Location
- Queen's Road Hethersett Norwich, Norfolk, NR9 3DB England
- Coordinates: 52°35′58″N 1°11′00″E﻿ / ﻿52.59956°N 1.18336°E

Information
- Type: Academy
- Trust: Inspiration Trust
- Department for Education URN: 140188 Tables
- Ofsted: Reports
- Principal: Jane Diver
- Staff: 105 (approx)
- Gender: Coeducational
- Age: 11 to 16
- Enrollment: 1200
- Capacity: 1500
- Houses: Edwards Jordan Dannatt Perkins
- Colours: Red, Black, White
- Website: https://www.hethersettacademy.org/

= Hethersett Academy =

Hethersett Academy, previously known as Hethersett High School and Science College, is a coeducational secondary school, part of the Inspiration Trust, located in the village of Hethersett in the English county of Norfolk. It has around 1,200 pupils aged 11–16.

==Description==

In March 2013 Hethersett High School and Science College had been put in special measures. It was one of 28 Norfolk schools targeted by Ofsted in a bid to discover why so many were failing to deliver good outcomes for their pupils.

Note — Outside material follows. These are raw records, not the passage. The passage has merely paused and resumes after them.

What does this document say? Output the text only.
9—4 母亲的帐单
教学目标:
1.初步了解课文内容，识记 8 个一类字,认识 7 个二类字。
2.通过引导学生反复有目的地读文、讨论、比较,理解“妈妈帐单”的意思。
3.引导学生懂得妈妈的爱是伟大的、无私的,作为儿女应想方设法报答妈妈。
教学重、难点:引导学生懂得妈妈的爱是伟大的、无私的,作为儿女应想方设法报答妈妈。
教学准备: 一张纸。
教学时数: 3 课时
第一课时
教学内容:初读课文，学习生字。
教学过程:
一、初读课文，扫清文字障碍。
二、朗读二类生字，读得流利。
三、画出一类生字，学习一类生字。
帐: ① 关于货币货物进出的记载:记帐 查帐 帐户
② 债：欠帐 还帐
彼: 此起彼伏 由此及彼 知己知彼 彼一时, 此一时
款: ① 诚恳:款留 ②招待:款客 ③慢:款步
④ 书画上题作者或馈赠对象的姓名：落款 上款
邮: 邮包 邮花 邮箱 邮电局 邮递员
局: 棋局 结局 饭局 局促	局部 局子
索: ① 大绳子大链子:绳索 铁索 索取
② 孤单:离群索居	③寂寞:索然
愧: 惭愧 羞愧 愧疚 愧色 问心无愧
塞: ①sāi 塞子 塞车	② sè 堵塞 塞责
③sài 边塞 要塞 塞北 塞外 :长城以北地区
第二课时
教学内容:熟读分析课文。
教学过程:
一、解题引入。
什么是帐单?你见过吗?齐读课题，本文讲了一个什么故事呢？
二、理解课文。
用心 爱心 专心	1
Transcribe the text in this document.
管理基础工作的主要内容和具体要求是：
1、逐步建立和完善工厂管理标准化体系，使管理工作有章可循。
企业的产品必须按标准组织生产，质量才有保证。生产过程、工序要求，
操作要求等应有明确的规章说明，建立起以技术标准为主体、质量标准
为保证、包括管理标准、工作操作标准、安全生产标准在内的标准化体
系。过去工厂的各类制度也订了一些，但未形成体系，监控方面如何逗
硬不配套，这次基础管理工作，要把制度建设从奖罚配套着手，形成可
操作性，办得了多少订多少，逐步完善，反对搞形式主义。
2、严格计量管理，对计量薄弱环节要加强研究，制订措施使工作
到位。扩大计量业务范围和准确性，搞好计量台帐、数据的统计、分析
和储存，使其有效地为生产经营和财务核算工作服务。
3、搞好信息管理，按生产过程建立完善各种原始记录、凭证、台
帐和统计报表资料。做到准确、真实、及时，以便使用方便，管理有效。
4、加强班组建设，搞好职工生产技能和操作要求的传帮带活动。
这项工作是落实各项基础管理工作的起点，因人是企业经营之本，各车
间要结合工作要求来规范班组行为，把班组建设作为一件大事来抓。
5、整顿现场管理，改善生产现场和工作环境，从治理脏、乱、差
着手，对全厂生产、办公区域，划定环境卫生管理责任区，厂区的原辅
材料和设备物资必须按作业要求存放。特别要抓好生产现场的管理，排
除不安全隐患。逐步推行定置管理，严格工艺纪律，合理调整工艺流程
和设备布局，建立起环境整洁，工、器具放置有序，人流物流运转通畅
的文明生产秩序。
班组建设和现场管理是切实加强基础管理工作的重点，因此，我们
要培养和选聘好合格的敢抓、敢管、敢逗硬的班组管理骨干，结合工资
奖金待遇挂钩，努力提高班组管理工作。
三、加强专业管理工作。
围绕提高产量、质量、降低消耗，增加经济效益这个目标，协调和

The visiting inspectors said "Students' achievement was not good enough, leaders and management had failed to spot youngsters' underachievement quickly enough and the quality of teaching was inconsistent and often did not challenge pupils enough. The decline in the quality of education provided by the school indicates that capacity for improvement is inadequate." It acknowledged that students were well cared for and felt safe at school and attendance was above average. Parents were positive about the school's work.

The school re-opened as an academy in November 2013 under the sponsorship of the Inspiration Trust; the new principal was Gareth Stevens.

On 2 December 2014 there were still concerns about the behaviour of the pupils, and Ofsted did a monitoring visit. They advised management to put more emphasis on low-level disruption in lessons being covered by temporary supply staff, praised them for the new system of compulsory after school sessions- saying these worked when they had been well planned and fostered discontent when they were unstructured.

When it visited in 2016, Ofsted found that Hethersett Academy was an 'Outstanding' 11-16 secondary school. Most pupils are White British, with a smaller than average proportion coming from minority ethnic backgrounds. A smaller than average proportion of pupils speak English as an additional language, or are in care or receiving free school meals.